Today’s Devotional
Adults build resumes; children build sandcastles. The gap between those two activities holds more theology than most sermons.
By the time the disciples stepped in front of those children, they were acting on a logic most of us understand perfectly. Important people have limited time. Access must be earned. You bring something to the table or you wait outside. They were being efficient, filtering the crowd the way any reasonable gatekeeper would. And Jesus stopped them cold.
“Let the little children come to me, and do not hinder them, for the kingdom of heaven belongs to such as these.” The word that stays with me here is “such.” Jesus could have said the kingdom belongs to children. He said it belongs to “such as these,” which means he was pointing at a quality, not an age group. He was naming a kind of approach: open hands, no credentials, the willingness to walk up to someone without rehearsing what you will say first. The children came to Jesus with nothing prepared. They had no argument for why they deserved his attention. They simply came. If you have spent years building your understanding of faith into something sophisticated, something layered and careful and theologically precise, this verse can feel like a demotion. You worked hard for those layers. And here is Jesus, saying the entrance fee is something you left behind in a schoolyard. Look closer: he is telling you that the door you have been trying to unlock with complexity was open the whole time to anyone willing to walk through it plainly.
Time to reflect
The space between knowing about God and coming to God is worth examining today.
- When did your faith start requiring preparation before you could pray, read, or ask for help?

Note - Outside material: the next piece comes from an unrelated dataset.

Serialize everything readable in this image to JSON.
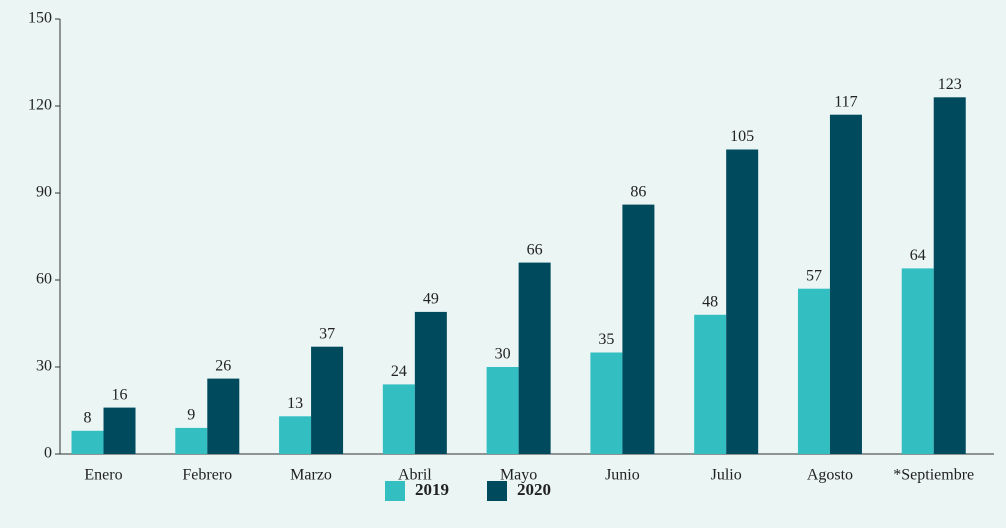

- Is there a question you have been refining for years that you could simply bring to God unfinished, right now?
- Who in your life approaches faith with a simplicity that makes you slightly uncomfortable, and what does that discomfort reveal?
- What would it cost you to set down your expertise for five minutes and just be someone who needs something?
Prayer Of The Day
Lord, we have spent so long learning the right words that we forgot you responded before we had any words at all. We come to you today not with our best thinking but with the part of us that simply wants to be near you. Forgive us for the times we made faith into a performance and forgot it was an open door. Help us to stop rehearsing and start arriving. We do not need to earn your attention. We know this, and yet we keep trying. Teach us again what the children already knew: that showing up is enough. In Jesus’ name, we pray. Amen.
Strengthening Faith
The simplest faith is often the most honest. Here is how to practice it today.
- Read Luke 18:15-17, the parallel account of this same moment, and notice what detail Luke adds that Matthew leaves out.
- Pick one prayer you have been postponing because you could not find the right words for it. Pray it today in the most ordinary language you have, as if you were talking to someone sitting across from you.
- Find a child in your life, your own or someone else’s, and ask them what they think God is like. Listen without correcting.
- Identify one area of your spiritual life where you have added complexity that the original instruction did not require. Strip it back to what it actually asks of you.
- Sit somewhere for three minutes with your hands open on your lap. Bring nothing to that silence: no agenda, no request list, no confession. Just presence.
- Tell someone today, in plain language, one thing you believe about God. Keep it to a single sentence.
Today Wisdom
“Such as these” is not a standard you failed to meet. It is a posture you forgot you knew. Every credential you earned stands behind you; the door ahead responds to something older than credentials, something your hands still remember if you stop clenching them long enough to find out.